Bagi plasma PTPN dan petani kelapa sawit, program tersebut diharapkan mampu meningkatkan serapan produk CPO, sehingga dapat membantu menstabilkan harga TBS (Tandan Buah Segar) di tingkat petani. Selaras dengan hal tersebut, PTPN juga mendorong percepatan peremajaan tanaman kelapa sawit plasma sehingga dapat menjamin pasokan bahan baku bagi pengembangan bahan bakat nabati ke depan.

Disisi lain, bagi RNI sinergi dengan PTPN III dan Pertamina merupakan bagian dari upaya untuk melakukan hilirisasi produk CPO dari kebun kelapa sawit yang dikelola oleh anak perusahaan RNI, yakni PT Perkebunan Mitra Ogan dan PT Laras Astra Kartika.
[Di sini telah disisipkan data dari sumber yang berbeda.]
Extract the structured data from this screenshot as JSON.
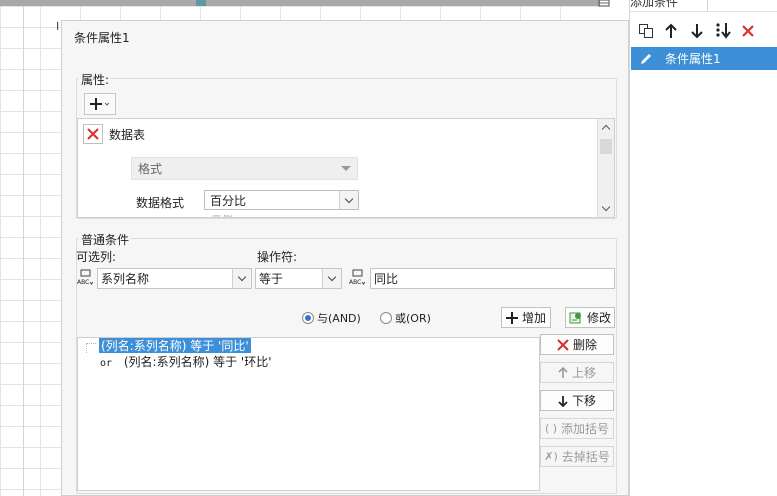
{
  "sheet": {
    "cell_mark": "I"
  },
  "right_panel": {
    "title": "添加条件",
    "toolbar": [
      "copy-icon",
      "arrow-up-icon",
      "arrow-down-icon",
      "move-bottom-icon",
      "delete-x-icon"
    ],
    "items": [
      {
        "label": "条件属性1",
        "selected": true
      }
    ]
  },
  "dialog": {
    "title": "条件属性1",
    "attributes": {
      "legend": "属性:",
      "add_icon": "plus-icon",
      "property": {
        "name": "数据表",
        "format_placeholder": "格式",
        "data_format_label": "数据格式",
        "data_format_value": "百分比",
        "cutoff_text": "示例"
      }
    },
    "condition": {
      "legend": "普通条件",
      "column_label": "可选列:",
      "column_value": "系列名称",
      "operator_label": "操作符:",
      "operator_value": "等于",
      "value": "同比",
      "radio_and": "与(AND)",
      "radio_or": "或(OR)",
      "radio_selected": "and",
      "add_button": "增加",
      "modify_button": "修改"
    },
    "condition_list": {
      "items": [
        {
          "prefix": "",
          "text": "(列名:系列名称) 等于 '同比'",
          "selected": true
        },
        {
          "prefix": "or",
          "text": "(列名:系列名称) 等于 '环比'",
          "selected": false
        }
      ]
    },
    "side_buttons": {
      "delete": "删除",
      "move_up": "上移",
      "move_down": "下移",
      "add_bracket": "添加括号",
      "remove_bracket": "去掉括号"
    },
    "colors": {
      "selection": "#3d8fd8",
      "delete_red": "#d9312b",
      "modify_green": "#3e9b3e"
    }
  }
}
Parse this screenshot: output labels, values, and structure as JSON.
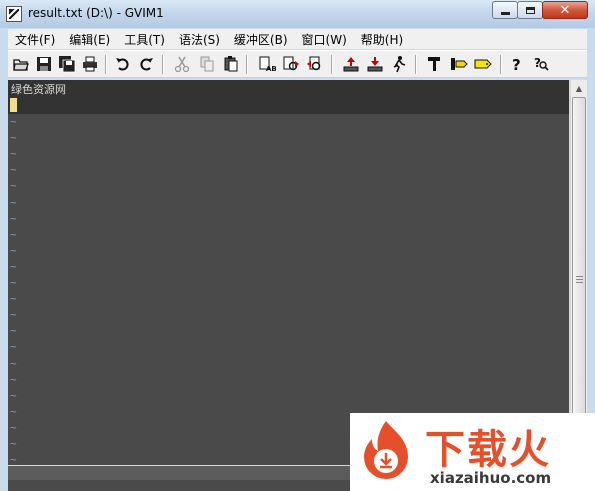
{
  "window": {
    "title": "result.txt (D:\\) - GVIM1",
    "close_label": "✕"
  },
  "menu": [
    {
      "label": "文件(F)"
    },
    {
      "label": "编辑(E)"
    },
    {
      "label": "工具(T)"
    },
    {
      "label": "语法(S)"
    },
    {
      "label": "缓冲区(B)"
    },
    {
      "label": "窗口(W)"
    },
    {
      "label": "帮助(H)"
    }
  ],
  "toolbar": {
    "icons": [
      "open-icon",
      "save-icon",
      "save-all-icon",
      "print-icon",
      "undo-icon",
      "redo-icon",
      "cut-icon",
      "copy-icon",
      "paste-icon",
      "find-replace-icon",
      "find-next-icon",
      "find-prev-icon",
      "load-session-icon",
      "save-session-icon",
      "run-script-icon",
      "make-icon",
      "run-ctags-icon",
      "jump-tag-icon",
      "help-icon",
      "find-help-icon"
    ]
  },
  "editor": {
    "lines": [
      "绿色资源网"
    ],
    "tilde": "~",
    "colors": {
      "background": "#4a4a4a",
      "cursorline": "#333333",
      "tilde": "#6f9fd8",
      "cursor": "#f0e08c"
    }
  },
  "watermark": {
    "main": "下载火",
    "site": "xiazaihuo.com"
  }
}
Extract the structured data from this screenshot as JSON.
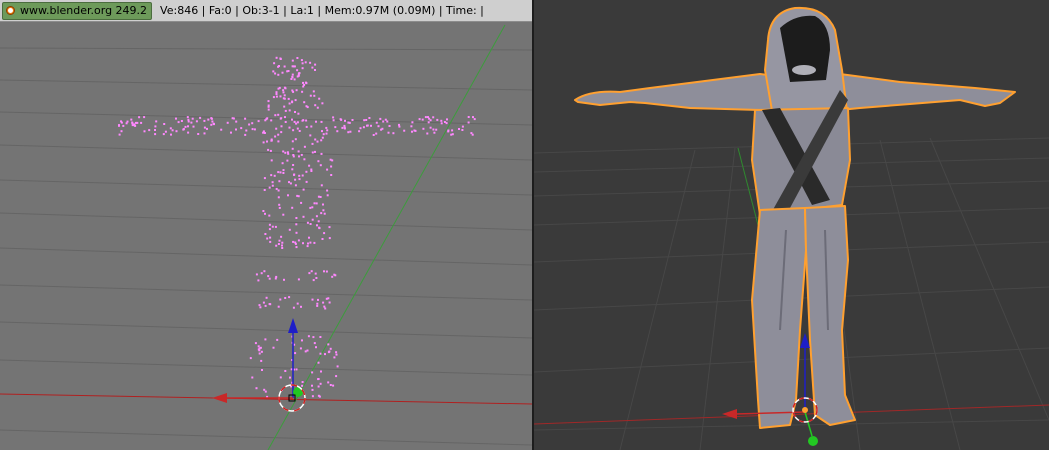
{
  "info_header": {
    "logo_label": "www.blender.org 249.2",
    "stats": "Ve:846 | Fa:0 | Ob:3-1 | La:1  | Mem:0.97M (0.09M)  | Time: |"
  },
  "left_viewport": {
    "mode": "Edit Mode",
    "background_color": "#747474",
    "vertex_color": "#ff88ff",
    "x_axis_color": "#b02020",
    "y_axis_color": "#3c9c3c"
  },
  "right_viewport": {
    "mode": "Object Mode",
    "background_color": "#3a3a3a",
    "selection_outline_color": "#ffa030",
    "x_axis_color": "#c82828",
    "z_axis_color": "#1e1ec8"
  },
  "icons": {
    "logo": "blender-logo-icon",
    "manipulator": "transform-manipulator-icon",
    "cursor": "3d-cursor-icon"
  }
}
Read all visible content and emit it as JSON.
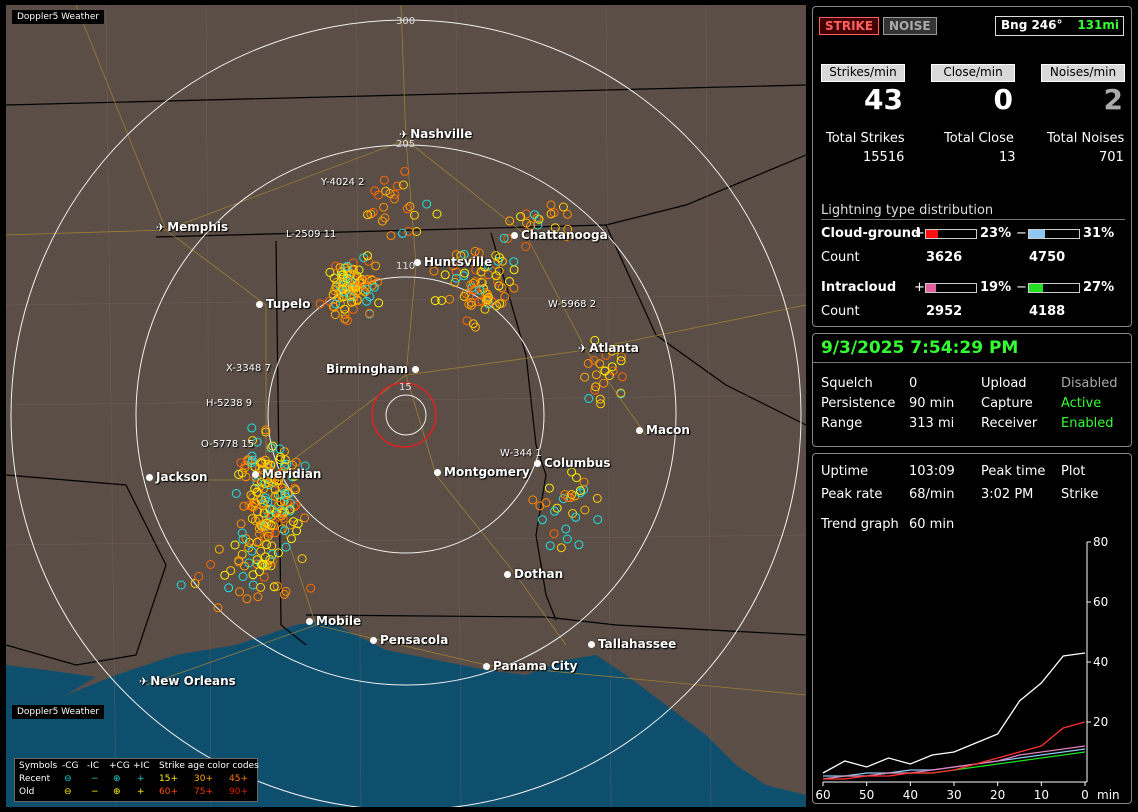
{
  "brand": "Doppler5 Weather",
  "map": {
    "cities": [
      {
        "name": "Nashville",
        "type": "airport"
      },
      {
        "name": "Memphis",
        "type": "airport"
      },
      {
        "name": "Chattanooga",
        "type": "city"
      },
      {
        "name": "Huntsville",
        "type": "city"
      },
      {
        "name": "Tupelo",
        "type": "city"
      },
      {
        "name": "Birmingham",
        "type": "city"
      },
      {
        "name": "Atlanta",
        "type": "airport"
      },
      {
        "name": "Macon",
        "type": "city"
      },
      {
        "name": "Jackson",
        "type": "city"
      },
      {
        "name": "Meridian",
        "type": "city"
      },
      {
        "name": "Montgomery",
        "type": "city"
      },
      {
        "name": "Columbus",
        "type": "city"
      },
      {
        "name": "Dothan",
        "type": "city"
      },
      {
        "name": "Mobile",
        "type": "city"
      },
      {
        "name": "Pensacola",
        "type": "city"
      },
      {
        "name": "Tallahassee",
        "type": "city"
      },
      {
        "name": "Panama City",
        "type": "city"
      },
      {
        "name": "New Orleans",
        "type": "airport"
      }
    ],
    "stations": [
      "Y-4024 2",
      "L-2509 11",
      "W-5968 2",
      "X-3348 7",
      "H-5238 9",
      "O-5778 15",
      "W-344 1"
    ],
    "range_labels": [
      "300",
      "205",
      "110",
      "15"
    ]
  },
  "legend": {
    "header": [
      "Symbols",
      "-CG",
      "-IC",
      "+CG",
      "+IC",
      "Strike age color codes"
    ],
    "recent": {
      "label": "Recent",
      "ages": [
        "15+",
        "30+",
        "45+"
      ]
    },
    "old": {
      "label": "Old",
      "ages": [
        "60+",
        "75+",
        "90+"
      ]
    },
    "age_colors": [
      "#ffee00",
      "#ffaa00",
      "#ff7700",
      "#ff5500",
      "#ff3300",
      "#dd2200"
    ]
  },
  "top": {
    "strike_button": "STRIKE",
    "noise_button": "NOISE",
    "bearing": "Bng 246°",
    "distance": "131mi",
    "headers": [
      "Strikes/min",
      "Close/min",
      "Noises/min"
    ],
    "big_values": [
      "43",
      "0",
      "2"
    ],
    "totals_labels": [
      "Total Strikes",
      "Total Close",
      "Total Noises"
    ],
    "totals_values": [
      "15516",
      "13",
      "701"
    ],
    "dist_title": "Lightning type distribution",
    "cg_label": "Cloud-ground",
    "ic_label": "Intracloud",
    "count_label": "Count",
    "cg_pos_pct": "23%",
    "cg_neg_pct": "31%",
    "cg_pos_count": "3626",
    "cg_neg_count": "4750",
    "ic_pos_pct": "19%",
    "ic_neg_pct": "27%",
    "ic_pos_count": "2952",
    "ic_neg_count": "4188",
    "plus": "+",
    "minus": "−",
    "bar_fractions": {
      "cg_pos": 0.23,
      "cg_neg": 0.31,
      "ic_pos": 0.19,
      "ic_neg": 0.27
    },
    "bar_colors": {
      "cg_pos": "#ff1010",
      "cg_neg": "#8ec8f0",
      "ic_pos": "#e060a0",
      "ic_neg": "#20e020"
    }
  },
  "status": {
    "datetime": "9/3/2025 7:54:29 PM",
    "squelch_label": "Squelch",
    "squelch_value": "0",
    "persistence_label": "Persistence",
    "persistence_value": "90 min",
    "range_label": "Range",
    "range_value": "313 mi",
    "upload_label": "Upload",
    "upload_value": "Disabled",
    "capture_label": "Capture",
    "capture_value": "Active",
    "receiver_label": "Receiver",
    "receiver_value": "Enabled"
  },
  "trend": {
    "uptime_label": "Uptime",
    "uptime_value": "103:09",
    "peak_time_label": "Peak time",
    "peak_time_value": "3:02 PM",
    "plot_label": "Plot",
    "plot_value": "Strike",
    "peak_rate_label": "Peak rate",
    "peak_rate_value": "68/min",
    "trend_label": "Trend graph",
    "trend_value": "60 min",
    "chart_data": {
      "type": "line",
      "x": [
        60,
        55,
        50,
        45,
        40,
        35,
        30,
        25,
        20,
        15,
        10,
        5,
        0
      ],
      "xlabel": "min",
      "x_ticks": [
        "60",
        "50",
        "40",
        "30",
        "20",
        "10",
        "0"
      ],
      "y_ticks": [
        "80",
        "60",
        "40",
        "20"
      ],
      "ylim": [
        0,
        80
      ],
      "series": [
        {
          "color": "#ffffff",
          "values": [
            3,
            7,
            5,
            8,
            6,
            9,
            10,
            13,
            16,
            27,
            33,
            42,
            43
          ]
        },
        {
          "color": "#ff3030",
          "values": [
            1,
            1,
            2,
            2,
            3,
            3,
            4,
            6,
            8,
            10,
            12,
            18,
            20
          ]
        },
        {
          "color": "#e080c0",
          "values": [
            1,
            2,
            2,
            3,
            3,
            4,
            5,
            6,
            7,
            9,
            10,
            11,
            12
          ]
        },
        {
          "color": "#20e020",
          "values": [
            1,
            2,
            2,
            3,
            3,
            3,
            4,
            5,
            6,
            7,
            8,
            9,
            10
          ]
        },
        {
          "color": "#8ec8f0",
          "values": [
            2,
            2,
            3,
            3,
            4,
            4,
            5,
            6,
            7,
            8,
            9,
            10,
            11
          ]
        }
      ]
    }
  }
}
Selain itu juga sebagai upaya untuk memperoleh nilai tambah yang lebih tinggi, sehingga diharapkan dapat mendukung keberlanjutan dan peningkatan produktivitas produk turunan kelapa sawit, baik dalam lingkup RNI Group maupun secara nasional.

Selain CPO, RNI melalui anak perusahaan yang bergerak di industri gula, yaitu PT PG Rajawali I dan PTPN Group melalui PT Enero akan memasok molases untuk diolah bersama Pertamina menjadi Bioethanol Fuel Grade dengan kapasitas 60.000 kilo liter (KL) / tahun. Molases merupakan produk sampingan yang dihasilkan dari proses pengolahan tebu, pemanfaatannya untuk diolah sebagai energi baru dan terbarukan dapat memberikan nilai tambah yang signifikan.

Menurut Fajriyah, kerja sama Pertamina-PTPN III-RNI merupakan bentuk sinergi antar BUMN dan menunjukkan komitmen Pertamina menyediakan energi dari sumberdaya dalam negeri yang baru dan terbarukan sehingga menghasilkan bahan bakar yang lebih ramah lingkungan.

“Ini juga sejalan dengan upaya pemerintah yang menetapkan target energi baru dan terbarukan dalam bauran energi nasional sebesar 23% pada tahun 2025,” papar Fajriyah.

Saat ini, pemerintah melalui Peraturan Menteri Energi dan Sumber Daya Mineral Nomor 12 Tahun 2015 tentang Perubahan Ketiga atas Peraturan Menteri ESDM Nomor 32 Tahun 2008 tentang Penyediaan, Pemanfaatan dan Tata Niaga Bahan Bakar Nabati (Biofuel) sebagai Bahan Bakar Lain juga telah menetapkan mandatori biodiesel 20%, yakni kewajiban menjual Solar dengan campuran biodiesel minimal 20%.

Lebih lanjut Fajriyah menuturkan, pasokan bahan baku akan diperlukan seiring dengan program perusahaan dalam pengembangan energi baru dan terbarukan.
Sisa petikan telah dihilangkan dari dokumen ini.